Vergleich: Klassisch vs. Digital

Die folgende Tabelle zeigt den direkten Vergleich der typischen wöchentlichen Zeitaufwände in einer mittelgrossen Verwaltung (50–150 Mieteinheiten):

Aufgabe Klassisch (Woche) Mit Otti One
Zahlungsabgleich (ESR/QR) 4 Stunden 10 Minuten
Mieterkorrespondenz 6 Stunden 1.5 Stunden
Schadensmanagement / Tickets 5 Stunden 1 Stunde
Wöchentlicher Total 15 Stunden ~ 2.5 Stunden

Wie digitale Mieterverwaltung (PropTech) hilft

Der Umstieg auf eine moderne, cloudbasierte Immobiliensoftware wie Otti One kann diesen Verwaltungsaufwand drastisch reduzieren – nachweislich um bis zu 10 Stunden pro Woche. Die drei wichtigsten Hebel:

  1. Zentrale Datenhaltung (Single Source of Truth): Jeder Mietvertrag, jede Korrespondenz und jede Rechnung ist sicher an einem Ort gespeichert und innert Sekunden auffindbar. Keine Ordner, keine USB-Sticks, keine Doppelablagen – alles an einem Ort, cloudbasiert und verschlüsselt in Schweizer Rechenzentren.
  2. Zahlungsabgleich auf Knopfdruck: Durch den automatischen Abgleich von Banktransaktionen (ESR/QR-Rechnungen) entfällt das mühsame manuelle Abhaken von Mieteingängen.
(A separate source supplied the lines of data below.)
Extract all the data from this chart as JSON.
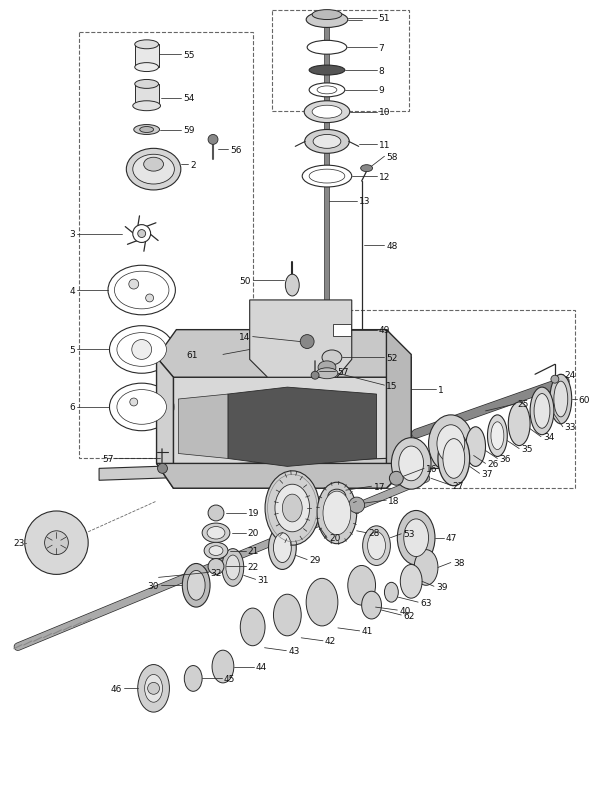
{
  "bg_color": "#ffffff",
  "lc": "#2a2a2a",
  "tc": "#111111",
  "fig_w": 5.9,
  "fig_h": 8.03,
  "dpi": 100
}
Abweichungen oder Ausstände werden sofort flagged – nicht erst am Monatsende.
  3. Direkte Mieter-App: Wenn Mieter ihre Anliegen, wie z.B. einen defekten Wasserhahn, direkt via App (inklusive Foto) melden können, entfallen zeitaufwendige Rückfragen und Terminfindungen per Telefon. Die Verwaltung erhält ein strukturiertes Ticket statt eines Freitext-E-Mails.

«Unternehmen, die fortschrittliche PropTech-Analytik einsetzen, berichten von durchschnittlich 34% besseren Investitionsentscheidungen und 41% schnelleren Deal-Abschlüssen.»

— PropTech Industry Report 2025 (Wiss.com)

Der Return on Investment (ROI)

Viele Eigentümer scheuen anfangs die Kosten für eine Software. Bedenkt man jedoch die oben aufgezeigten Einsparungen, amortisiert sich eine Lösung wie Otti One nicht in Monaten – sondern in Tagen. Der Effekt multipliziert sich zusätzlich durch weniger Fehler, schnellere Reaktionszeiten und zufriedenere Mieter, die seltener kündigen.

Das Ergebnis

Mehr strategische Zeit für die eigentliche Wertsteigerung Ihrer Immobilien – statt operativem Kleinkram.